Failure to Follow Physician-Ordered Pain Management Regimen
Penalty
Summary
The deficiency involves the facility’s failure to provide comprehensive pain management and to administer pain medication according to physician orders for one resident with significant pain-related conditions. The resident was admitted with diagnoses including polyneuropathy and gout and had a care plan noting acute/chronic pain related to chronic physical disability and a stage 4 pressure wound to the sacrum. Physician orders included acetaminophen 325 mg, two tablets by mouth every four hours as needed for mild pain, and hydrocodone/acetaminophen 5-325 mg, one tablet via G-tube every six hours as needed for pain levels 5–10. Staff used the PAINAD scale to assess this non-verbal resident’s pain, observing increased respirations and heart rate, open eyes and mouth, and facial grimacing when the resident was in pain. However, the nurse reported using nursing judgment to decide which pain medication to give and expressed reluctance to administer hydrocodone/acetaminophen due to concern that the resident’s body would get used to it.
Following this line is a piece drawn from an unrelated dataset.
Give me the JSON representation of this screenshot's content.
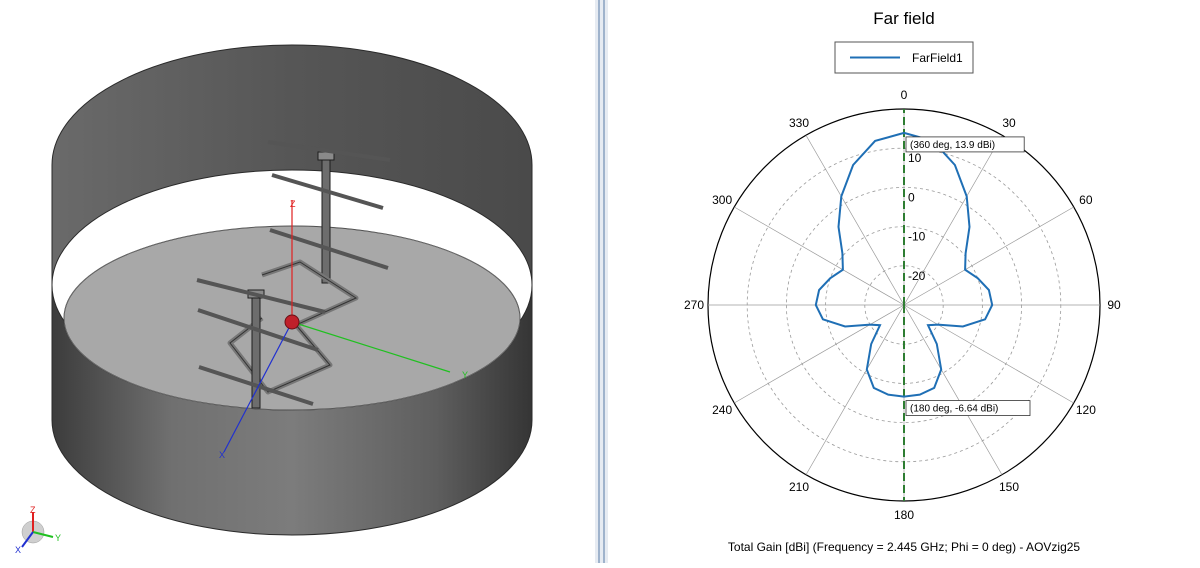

Record review of the Medication Administration Record for the month showed that when the resident had documented pain levels of 8, 5, 6, and 7, staff administered only acetaminophen, despite the physician’s order specifying hydrocodone/acetaminophen for pain levels 5–10. Conversely, hydrocodone/acetaminophen was given when the resident’s documented pain levels were 4 and 0, when acetaminophen should have been used according to the orders. The DON confirmed that the resident sometimes received acetaminophen when pain was above 5 and hydrocodone/acetaminophen when pain was lower, contrary to the physician’s orders and the care plan intervention to administer hydrocodone/acetaminophen as ordered. This failure to follow the prescribed pain management regimen and the facility’s medication administration policy resulted in the resident’s pain not being effectively managed and not being treated per physician orders.